Piscicultura e bem-estar animal: reflexões necessárias

Um olhar crítico sobre as condições de produção e de abate de peixes e os avanços necessários para garantir práticas mais humanitárias no país

Por Caroline M Maia

A piscicultura, embora vista como uma solução para atender à crescente demanda mundial por alimentos, esconde uma realidade que precisa ser repensada: o tratamento dos animais e os impactos no seu bem-estar. Nos sistemas de produção, os peixes geralmente enfrentam condições de estresse que comprometem sua saúde e causam sofrimento a esses animais. E esse é um tema que merece nossa atenção urgente.

Nas pisciculturas, geralmente a ênfase está na eficiência econômica, mas o bem-estar dos peixes muitas vezes é negligenciado: problemas de densidade, práticas inadequadas de manejo, e até mesmo o descamamento e a filetagem de peixes ainda conscientes.

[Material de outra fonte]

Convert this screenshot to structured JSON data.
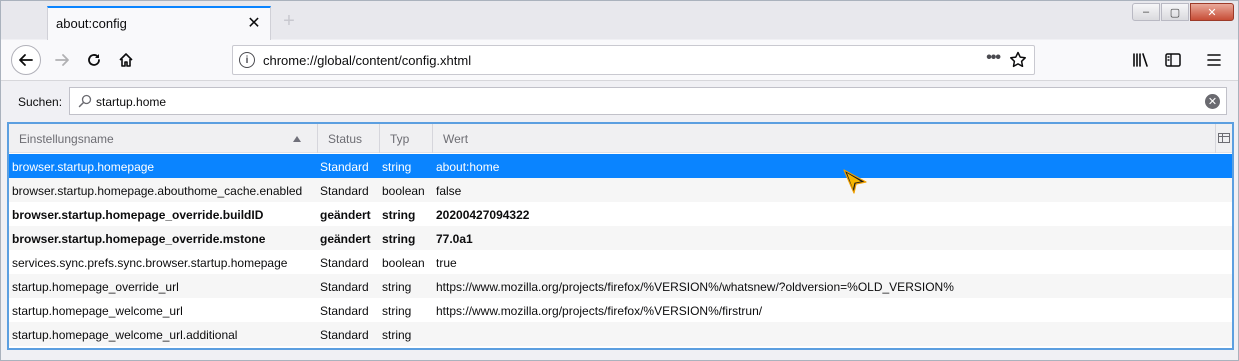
{
  "tab": {
    "title": "about:config",
    "close_glyph": "✕",
    "newtab_glyph": "+"
  },
  "window_controls": {
    "minimize_glyph": "–",
    "maximize_glyph": "▢",
    "close_glyph": "✕"
  },
  "navbar": {
    "url": "chrome://global/content/config.xhtml",
    "info_glyph": "i",
    "page_actions_glyph": "•••"
  },
  "search": {
    "label": "Suchen:",
    "value": "startup.home",
    "clear_glyph": "✕"
  },
  "table": {
    "headers": {
      "name": "Einstellungsname",
      "status": "Status",
      "typ": "Typ",
      "wert": "Wert"
    },
    "rows": [
      {
        "name": "browser.startup.homepage",
        "status": "Standard",
        "typ": "string",
        "wert": "about:home"
      },
      {
        "name": "browser.startup.homepage.abouthome_cache.enabled",
        "status": "Standard",
        "typ": "boolean",
        "wert": "false"
      },
      {
        "name": "browser.startup.homepage_override.buildID",
        "status": "geändert",
        "typ": "string",
        "wert": "20200427094322"
      },
      {
        "name": "browser.startup.homepage_override.mstone",
        "status": "geändert",
        "typ": "string",
        "wert": "77.0a1"
      },
      {
        "name": "services.sync.prefs.sync.browser.startup.homepage",
        "status": "Standard",
        "typ": "boolean",
        "wert": "true"
      },
      {
        "name": "startup.homepage_override_url",
        "status": "Standard",
        "typ": "string",
        "wert": "https://www.mozilla.org/projects/firefox/%VERSION%/whatsnew/?oldversion=%OLD_VERSION%"
      },
      {
        "name": "startup.homepage_welcome_url",
        "status": "Standard",
        "typ": "string",
        "wert": "https://www.mozilla.org/projects/firefox/%VERSION%/firstrun/"
      },
      {
        "name": "startup.homepage_welcome_url.additional",
        "status": "Standard",
        "typ": "string",
        "wert": ""
      }
    ]
  },
  "colors": {
    "accent": "#0a84ff",
    "selection": "#0a84ff",
    "focus_border": "#5c9fe0"
  }
}
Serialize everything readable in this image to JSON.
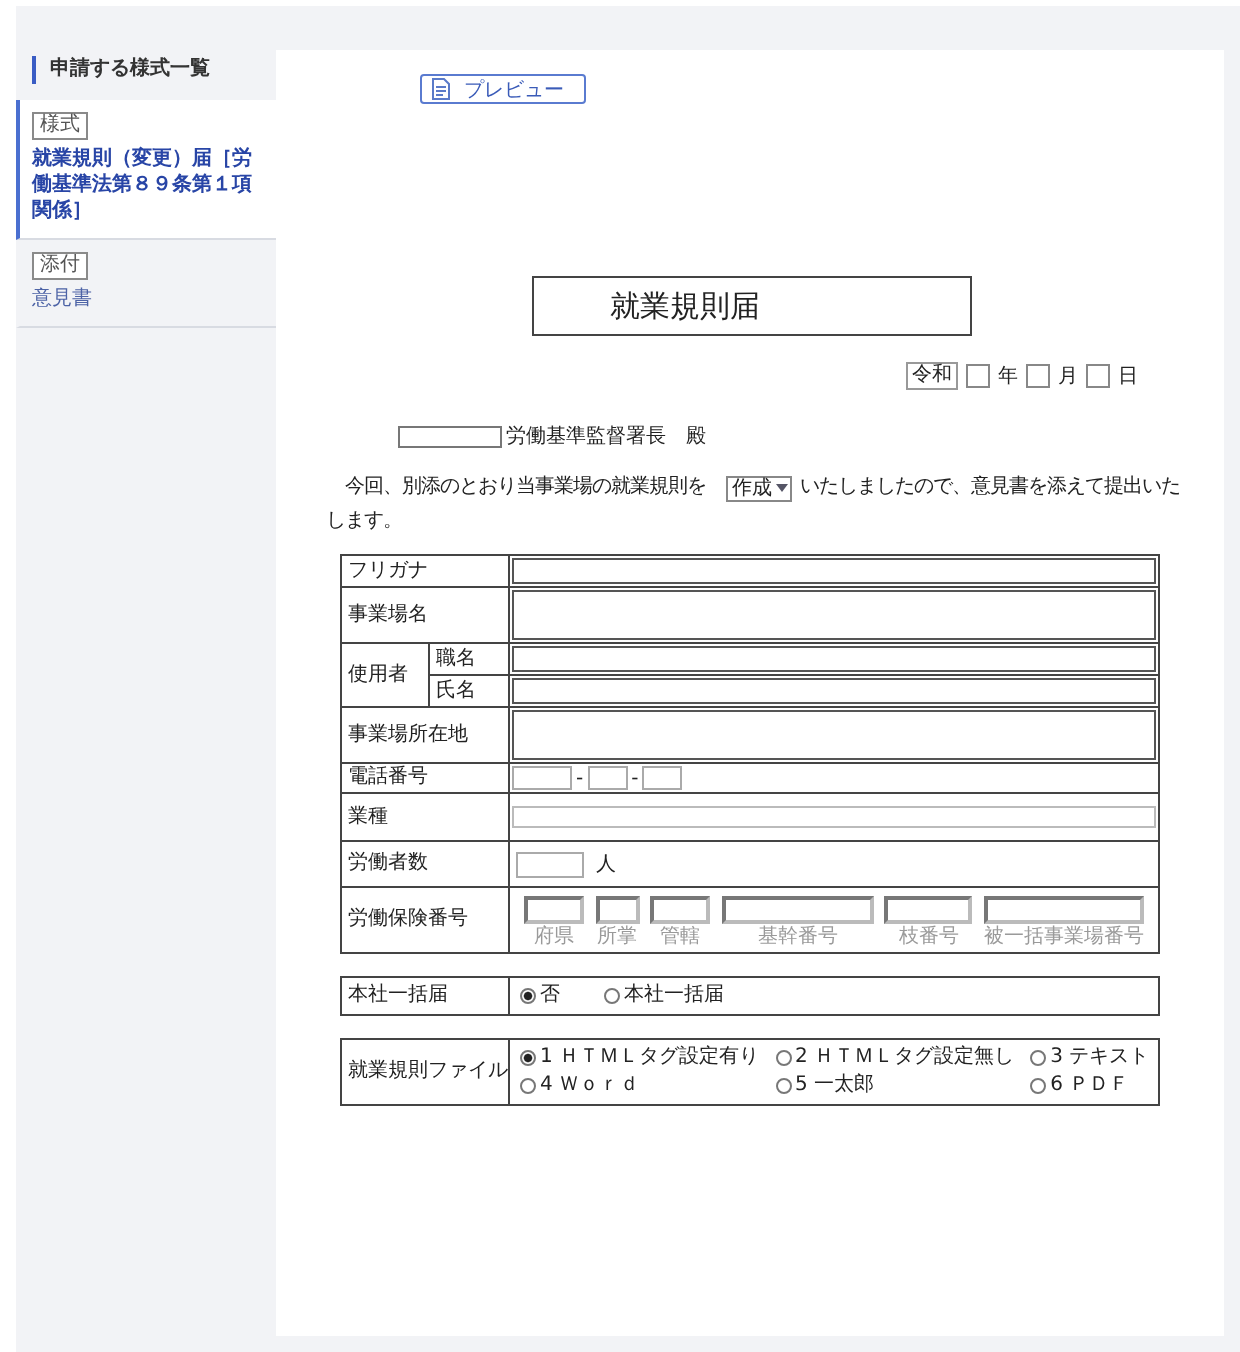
{
  "sidebar": {
    "heading": "申請する様式一覧",
    "items": [
      {
        "tag": "様式",
        "label": "就業規則（変更）届［労働基準法第８９条第１項関係］",
        "selected": true
      },
      {
        "tag": "添付",
        "label": "意見書",
        "selected": false
      }
    ]
  },
  "toolbar": {
    "preview_button": "プレビュー"
  },
  "document": {
    "title": "就業規則届",
    "date": {
      "era": "令和",
      "units": [
        "年",
        "月",
        "日"
      ]
    },
    "addressee": {
      "suffix": "労働基準監督署長　殿"
    },
    "statement": {
      "before": "　今回、別添のとおり当事業場の就業規則を",
      "action": "作成",
      "after": "いたしましたので、意見書を添えて提出いた",
      "continuation": "します。"
    },
    "details": {
      "rows": [
        {
          "kind": "line",
          "label": "フリガナ"
        },
        {
          "kind": "area",
          "label": "事業場名"
        },
        {
          "kind": "group",
          "label": "使用者",
          "sub_rows": [
            {
              "label": "職名"
            },
            {
              "label": "氏名"
            }
          ]
        },
        {
          "kind": "area",
          "label": "事業場所在地"
        },
        {
          "kind": "phone",
          "label": "電話番号",
          "separator": "-"
        },
        {
          "kind": "wide",
          "label": "業種"
        },
        {
          "kind": "count",
          "label": "労働者数",
          "unit": "人"
        },
        {
          "kind": "codes",
          "label": "労働保険番号",
          "parts": [
            "府県",
            "所掌",
            "管轄",
            "基幹番号",
            "枝番号",
            "被一括事業場番号"
          ]
        }
      ]
    },
    "choices": [
      {
        "kind": "inline",
        "label": "本社一括届",
        "options": [
          {
            "label": "否",
            "selected": true
          },
          {
            "label": "本社一括届",
            "selected": false
          }
        ]
      },
      {
        "kind": "grid",
        "label": "就業規則ファイル",
        "options": [
          {
            "label": "1 ＨＴＭＬタグ設定有り",
            "selected": true
          },
          {
            "label": "2 ＨＴＭＬタグ設定無し",
            "selected": false
          },
          {
            "label": "3 テキスト",
            "selected": false
          },
          {
            "label": "4 Ｗｏｒｄ",
            "selected": false
          },
          {
            "label": "5 一太郎",
            "selected": false
          },
          {
            "label": "6 ＰＤＦ",
            "selected": false
          }
        ]
      }
    ]
  }
}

Condições de produção: falta de espaço, densidades super altas e estresse

Em sistemas hiper-intensivos, os peixes são criados em densidades extremamente altas, bem acima do que encontrariam na natureza, o que contribui para problemas de saúde e estresse. Por exemplo, na região sul do país, já vi juvenis de tilápia – a espécie mais produzida no Brasil – serem mantidos na altíssima densidade de 1.000 indivíduos/m3 em viveiros escavados. Além do problema de espaço e densidade – um dos pilares do bem-estar dos peixes, esses viveiros tinham lona no fundo, o que impede o acesso dos peixes ao substrato – algo que faz falta para essa espécie.

É possível encontrar densidades mais baixas de tilápia (10-30 indivíduos/m3) em viveiros escavados, que também mantém o acesso ao substrato no fundo, mas ainda assim em sistemas que apresentam desafios. Em uma propriedade com viveiros com mais de 14 mil m2 – capazes de gerar cerca de 225 toneladas de peixe/tanque! – embora o uso de aeradores para oxigenar a água, telas de proteção para evitar predadores e uma aparente boa distribuição de ração por alimentadores automáticos, sensores de oxigênio instalados nos tanques, por exemplo, foram considerados ineficazes.

Exemplo de viveiro escavado (com lona) durante o processo de distribuição de ração (arraçoamento) por alimentadores automáticos

Exemplo de aerador utilizado em uma das propriedades já visitadas para manter um bom nível de oxigênio na água

Em sistemas de tanques-rede, as condições também são preocupantes. Uma vez visitei um sistema desses na região sul com produção de pacus, nos quais os peixes eram mantidos em tanques pequenos (1,5 x 1,5 m), com uma densidade de até 350 indivíduos/tanque. Embora os produtores tenham enfatizado a facilidade de manejo dos animais nesses sistemas, o espaço limitado e a alta densidade criam um ambiente estressante para os animais. E isso pode ser ainda pior. Há relatos de tilápias mantidas nos mesmos sistemas de produção, mas em uma densidade bem maior de cerca de 600 indivíduos/tanque-rede!

Exemplo de um sistema de tanques-rede para produção de pacus

Práticas de manejo: deficiências no processo

A presença de carcaças de alevinos no chão entre viveiros, algo que já foi presenciado em uma propriedade visitada, reflete uma falta de cuidado no manejo dos animais. Além disso, a falta de uniformidade no tamanho dos peixes é outra questão comum. Enquanto algumas propriedades acabam ignorando esse aspecto, o que resulta em estresse e problemas de crescimento dos peixes, outras investem em uma separação periódica e rigorosa por tamanho. Uma das propriedades já visitadas na região sul chegou até a comprar uma máquina de alto custo no exterior que realiza a separação de peixes por tamanho.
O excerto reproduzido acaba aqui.